= 2004 New South Wales local elections =

Local government elections in Australia

The 2004 New South Wales local elections were held on 27 March 2004 to elect the councils of the local government areas (LGAs) of New South Wales, Australia. Several councils also held mayoral elections.

Just one month before the elections, several councils were abolished and amalgamated.

==Candidates==
One Nation contested at least five LGAs, although the party's incumbent Campbelltown councillor, Bob Thompson, left the party prior to the 2004 elections.

The Australian Jewish News observed that there was an "unprecedented number" of Jewish candidates contesting the elections.
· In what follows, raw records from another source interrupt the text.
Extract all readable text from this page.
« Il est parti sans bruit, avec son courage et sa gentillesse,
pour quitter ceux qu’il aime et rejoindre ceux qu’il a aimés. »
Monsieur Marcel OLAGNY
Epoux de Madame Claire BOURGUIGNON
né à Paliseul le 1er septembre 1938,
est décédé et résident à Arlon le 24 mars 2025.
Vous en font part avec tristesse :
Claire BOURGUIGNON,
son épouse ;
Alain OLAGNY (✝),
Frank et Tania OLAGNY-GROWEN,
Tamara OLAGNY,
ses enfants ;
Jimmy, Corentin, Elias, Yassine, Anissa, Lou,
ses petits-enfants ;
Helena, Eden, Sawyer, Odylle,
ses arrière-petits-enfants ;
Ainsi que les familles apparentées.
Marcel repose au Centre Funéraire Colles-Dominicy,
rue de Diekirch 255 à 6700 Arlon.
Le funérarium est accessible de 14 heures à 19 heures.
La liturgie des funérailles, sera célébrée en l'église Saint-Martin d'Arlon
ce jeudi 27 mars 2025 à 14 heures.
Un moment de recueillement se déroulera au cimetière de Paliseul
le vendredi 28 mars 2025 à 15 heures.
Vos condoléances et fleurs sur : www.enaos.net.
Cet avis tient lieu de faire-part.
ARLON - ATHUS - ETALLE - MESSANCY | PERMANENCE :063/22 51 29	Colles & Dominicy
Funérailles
==Party changes before elections==

| Council | Ward | Councillor | Former party |  | New party |  | Date |
|---|---|---|---|---|---|---|---|
| Woollahra | Cooper | Geoff Rundle |  | Woollahra Action Committee |  | Residents First Woollahra | 27 September 2003 |

==Aftermath==
===Shoalhaven donations===
Following the elections, The Sydney Morning Herald reported that Shoalhaven Independents Group − which won a majority on Shoalhaven City Council − was "helped by thousands of dollars of developers' money that paid for a television, radio and print election campaign" larger than that of any other candidate. The donations to SIG for the 2004 election totalled $91,017.

In 2008, it was found that SIG's funding declaration failed to disclose four years' worth of political donations, including Watson's unsuccessful campaign for the electorate of South Coast at the 2003 state election.